(Oct. 9, column as published, here, on how Louisiana gets more of its budget from the federal government than any other state does.)
Full column, earlier version:
Louisiana state government is enjoying a great benefit, but at great fiscal risk – a risk state lawmakers should work quickly to mitigate.
A new study by Jennifer Butler and Tony Woodlief of the State Policy Network, a collection of right-leaning state think tanks, shows that of all the states in the union, Louisiana is the single most reliant on federal funds for its state government budget. An astonishing 51.6% of Louisiana’s state budget comes from national government sources. The national average is much lower (but still too high), at 37%, and not a single other state even reaches the 50% threshold.
First, let’s be clear on what this does and doesn’t mean. This is not the same, hackneyed statistic about which states supposedly “give more money to the federal government than they get back,” and which are vice versa. The originally proponent of that statistic, the late Sen.
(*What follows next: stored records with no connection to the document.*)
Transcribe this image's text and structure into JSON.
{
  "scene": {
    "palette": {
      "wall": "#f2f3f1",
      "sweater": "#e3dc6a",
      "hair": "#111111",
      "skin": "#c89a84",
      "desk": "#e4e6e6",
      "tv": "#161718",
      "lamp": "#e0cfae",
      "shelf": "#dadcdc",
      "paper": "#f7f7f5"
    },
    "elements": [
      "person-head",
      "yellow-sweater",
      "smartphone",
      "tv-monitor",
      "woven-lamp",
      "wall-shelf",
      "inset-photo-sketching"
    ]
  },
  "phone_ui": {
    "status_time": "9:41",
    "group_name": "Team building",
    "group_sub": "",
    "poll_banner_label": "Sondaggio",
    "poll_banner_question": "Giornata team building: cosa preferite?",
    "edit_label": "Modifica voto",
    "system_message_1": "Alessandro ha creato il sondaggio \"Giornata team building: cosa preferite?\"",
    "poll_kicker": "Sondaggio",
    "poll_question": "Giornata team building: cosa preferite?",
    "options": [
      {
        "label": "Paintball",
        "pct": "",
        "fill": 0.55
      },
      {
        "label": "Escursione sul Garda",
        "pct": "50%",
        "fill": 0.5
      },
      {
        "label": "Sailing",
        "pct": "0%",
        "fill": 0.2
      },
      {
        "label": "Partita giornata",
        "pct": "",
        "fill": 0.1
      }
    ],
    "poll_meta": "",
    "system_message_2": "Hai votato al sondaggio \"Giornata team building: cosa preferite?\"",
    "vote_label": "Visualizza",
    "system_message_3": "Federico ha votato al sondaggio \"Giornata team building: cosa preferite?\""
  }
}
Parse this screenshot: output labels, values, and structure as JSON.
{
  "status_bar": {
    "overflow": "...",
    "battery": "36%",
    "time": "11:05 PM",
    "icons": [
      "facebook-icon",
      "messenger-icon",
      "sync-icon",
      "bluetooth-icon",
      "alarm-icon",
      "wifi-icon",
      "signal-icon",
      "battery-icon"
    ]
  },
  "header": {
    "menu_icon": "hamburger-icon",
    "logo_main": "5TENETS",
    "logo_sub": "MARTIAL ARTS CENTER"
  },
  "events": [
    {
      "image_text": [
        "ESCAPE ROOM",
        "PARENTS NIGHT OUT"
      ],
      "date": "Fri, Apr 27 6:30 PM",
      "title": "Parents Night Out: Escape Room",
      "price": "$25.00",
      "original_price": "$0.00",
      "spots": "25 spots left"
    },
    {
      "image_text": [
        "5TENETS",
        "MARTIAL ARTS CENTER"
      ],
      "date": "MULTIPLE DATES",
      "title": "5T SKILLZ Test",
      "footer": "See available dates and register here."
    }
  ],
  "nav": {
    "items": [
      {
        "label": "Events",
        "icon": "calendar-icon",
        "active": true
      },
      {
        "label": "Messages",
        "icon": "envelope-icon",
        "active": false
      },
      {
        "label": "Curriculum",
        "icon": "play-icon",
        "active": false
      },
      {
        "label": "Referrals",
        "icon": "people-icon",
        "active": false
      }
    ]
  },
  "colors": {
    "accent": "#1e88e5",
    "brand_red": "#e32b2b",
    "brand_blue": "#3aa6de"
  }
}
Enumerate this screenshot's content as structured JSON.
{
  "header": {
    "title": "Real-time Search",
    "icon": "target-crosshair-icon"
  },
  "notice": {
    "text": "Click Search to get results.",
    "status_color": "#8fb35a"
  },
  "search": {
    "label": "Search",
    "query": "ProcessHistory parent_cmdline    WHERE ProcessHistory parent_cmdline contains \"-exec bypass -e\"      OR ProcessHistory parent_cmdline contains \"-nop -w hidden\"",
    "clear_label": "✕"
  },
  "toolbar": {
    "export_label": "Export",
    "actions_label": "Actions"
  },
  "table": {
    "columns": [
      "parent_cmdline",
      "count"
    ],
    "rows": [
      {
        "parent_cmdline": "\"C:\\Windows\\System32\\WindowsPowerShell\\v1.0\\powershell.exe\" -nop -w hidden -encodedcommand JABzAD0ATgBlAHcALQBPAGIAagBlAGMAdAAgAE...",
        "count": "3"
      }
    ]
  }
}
Daniel Patrick Moynihan, D-N.Y., abandoned that measure several years before he died when he realized that so many shifting factors went into that calculation that it was like comparing apples not just to oranges but to baseballs or something equally unrelated.
Instead, this is a much more objective measurement, just taking the state budget itself and examining how much of it originates from the feds.
On one hand, relying on the federal government for more than half of state-government spending is a rather neat trick. It means the state is getting far more bang for its own bucks.
On the other hand, this means Louisiana is living precariously. If the federal faucet is turned off or even slowed down, Bayou State government isn’t well positioned to take up the slack, and our citizens could find themselves suddenly bereft of necessary services.
The current federal government shutdown may bring home that reality sooner than later, although the results there aren’t plain to see yet. At some point, though, with the federal government suffering from a gobsmacking $37 trillion in debt, the reckoning will come due. By careful design or by some sort of financial panic or collapse, the gusher of federal funds will slow to something closer to a trickle.
This is where the brief but insightful SPN report is quite helpful. It gives the following advice to state lawmakers:
“Now is the time to hardwire policies that reduce federal dependency and strengthen resilience. Fortunately, several states are already taking steps to revitalize federalism and fiscal independence—by requiring legislative approval for federal funds, planning for potential funding losses, increasing transparency around federal guidance, and limiting judicial deference to agencies.”
SPN reports that Tennessee and Oregon, for example, “require legislative approval before agencies can even apply for or accept certain federal funds. This ensures elected representatives, not bureaucrats, weigh the costs and conditions.”
Meanwhile, Nebraska, Utah and Ohio “require agencies to plan for the potential loss of federal dollars, protecting budgets from sudden disruptions.” And Oklahoma, Indiana and other states take several other recommended steps to ensure that states are prepared both to understand
the ramifications of federal policy changes and to be more self-reliant if federal funding becomes limited.
Part of this might mean tightening state government belts even further. Part might mean finding new revenue sources within the state. Part might involve planning for orderly, rather than haphazardly spur-of-the-moment, slowdowns of state functions in unexpected circumstances such as an extended federal shutdown.
All of this will take careful legislating and wise administrative planning. None of it is the political equivalent of sexiness, in other words it’s not likely to earn great attention or public renown. It is, though, or at least should be, part of the nuts and bolts of responsible public service.
Louisiana lawmakers and agency chiefs should pay heed to the SPN report – and start reacting accordingly.